2013 also saw the first readily available English language edition, published by Laissez Faire Books, of Copernicus’s Essay on Money translated from the Latin by classicist Prof. Gerald Malsbary, co-edited by this columnist and by Charles Kadlec.  Its introduction, by this co-editor, observes:

THE CLASSICAL GOLD STANDARD has a more profound pedigree than many know.

It is fairly widely understood that the classical gold standard origi­nally was designed, in 1717, by Sir Isaac Newton, then master of the mint of Great Britain. It lasted for two centuries, and it is an irony of history that John Law’s notorious experiment with paper money, which ruined his investors, France, and himself and lasted but three years, was initiated in the same year.

The fact of Newton’s role as architect alone would provide the gold standard with a most dignified intellectual provenance. Now comes a new, meticulously researched, and lucidly devised translation by clas­sicist Gerald Malsbary ….

Through this translation, scholars, intellectuals, and policy makers readily will be able to discern that the fundamental intellectual ground­work for the classical gold standard was laid by another scientific icon, Nicolas Copernicus. Yes, Copernicus, the very same who placed the sun in the center of the solar system.

Prof. Malsbary’s translation shows Copernicus’s widely overlooked tract On the Minting of Money as no more dated than heliocentricity, contemporary and as lucid as anything ever written on monetary policy.

Good books. Still, the most perceptive statement on the logic of lawmaking on record may be that by Oliver Wendell Holmes, Jr. in his famous lecture at the Lowell Institute, published in his classic work The Common Law:

The life of the law has not been logic: it has been experience. The felt necessities of the time, the prevalent moral and political theories, intuitions of public policy, avowed or unconscious, even the prejudices which judges share with their fellow-men, have had a good deal more to do than the syllogism in determining the rules by which men should be governed. The law embodies the story of a nation’s development through many centuries, and it cannot be dealt with as if it contained only the axioms and corollaries of a book of mathematics.

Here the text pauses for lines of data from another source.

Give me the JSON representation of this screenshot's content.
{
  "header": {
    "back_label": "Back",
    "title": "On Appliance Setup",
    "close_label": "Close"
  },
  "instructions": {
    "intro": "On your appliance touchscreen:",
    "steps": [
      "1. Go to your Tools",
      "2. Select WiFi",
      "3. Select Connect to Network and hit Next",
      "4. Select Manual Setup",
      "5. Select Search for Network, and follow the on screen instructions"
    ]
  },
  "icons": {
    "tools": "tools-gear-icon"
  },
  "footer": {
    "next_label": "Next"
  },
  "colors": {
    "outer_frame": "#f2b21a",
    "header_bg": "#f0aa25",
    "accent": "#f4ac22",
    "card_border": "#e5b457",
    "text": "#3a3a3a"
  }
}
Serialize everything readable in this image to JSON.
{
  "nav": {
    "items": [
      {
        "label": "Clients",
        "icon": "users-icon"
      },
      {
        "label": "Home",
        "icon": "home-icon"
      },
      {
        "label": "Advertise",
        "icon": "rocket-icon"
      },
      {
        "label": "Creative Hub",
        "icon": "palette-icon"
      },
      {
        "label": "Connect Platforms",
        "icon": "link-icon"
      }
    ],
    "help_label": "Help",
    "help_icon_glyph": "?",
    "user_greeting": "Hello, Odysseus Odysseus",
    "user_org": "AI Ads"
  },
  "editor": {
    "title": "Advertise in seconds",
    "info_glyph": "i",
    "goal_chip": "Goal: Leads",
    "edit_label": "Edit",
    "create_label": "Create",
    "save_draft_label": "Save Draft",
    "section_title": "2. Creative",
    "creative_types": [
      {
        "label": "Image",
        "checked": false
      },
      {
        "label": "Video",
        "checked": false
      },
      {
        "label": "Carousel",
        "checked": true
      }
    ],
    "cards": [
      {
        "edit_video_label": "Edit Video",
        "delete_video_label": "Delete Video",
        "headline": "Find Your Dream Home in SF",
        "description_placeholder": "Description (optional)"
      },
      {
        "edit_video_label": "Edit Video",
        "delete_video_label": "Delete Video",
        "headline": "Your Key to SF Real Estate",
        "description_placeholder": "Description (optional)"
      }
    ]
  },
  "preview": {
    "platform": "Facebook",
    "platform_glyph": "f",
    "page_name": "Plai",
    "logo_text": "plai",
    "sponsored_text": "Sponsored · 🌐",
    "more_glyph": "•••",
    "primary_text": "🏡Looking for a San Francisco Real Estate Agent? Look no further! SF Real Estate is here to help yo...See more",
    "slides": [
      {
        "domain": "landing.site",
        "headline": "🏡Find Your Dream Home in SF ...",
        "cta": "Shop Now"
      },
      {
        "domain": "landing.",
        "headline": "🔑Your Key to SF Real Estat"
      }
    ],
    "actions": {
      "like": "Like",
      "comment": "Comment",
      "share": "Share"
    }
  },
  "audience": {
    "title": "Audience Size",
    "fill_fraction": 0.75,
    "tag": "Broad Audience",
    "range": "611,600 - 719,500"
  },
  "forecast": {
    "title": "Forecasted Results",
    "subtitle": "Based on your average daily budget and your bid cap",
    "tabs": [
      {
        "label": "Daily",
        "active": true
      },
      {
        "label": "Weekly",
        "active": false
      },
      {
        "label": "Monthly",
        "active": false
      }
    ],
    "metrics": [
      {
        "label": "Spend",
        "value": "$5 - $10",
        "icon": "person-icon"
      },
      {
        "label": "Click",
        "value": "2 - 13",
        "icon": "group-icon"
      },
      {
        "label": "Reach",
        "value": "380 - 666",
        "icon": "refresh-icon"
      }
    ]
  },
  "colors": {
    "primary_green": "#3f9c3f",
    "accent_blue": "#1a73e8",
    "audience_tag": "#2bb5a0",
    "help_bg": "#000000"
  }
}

“The life of the law has not been logic: it has been experience.”  This is, of course, a more eloquent way of saying that politicians — our legislators — our lawmakers — and their aides primarily, and justifiably, rely upon heuristics.  Street smarts not book smarts.

Meanwhile, all to the good, Nathan Lewis’s desire for “About twelve good books, recently written” — even if one excludes Jefferson and Copernicus as “not recently written” — is well under way to fulfillment.  The gold standard makes street sense and book sense both.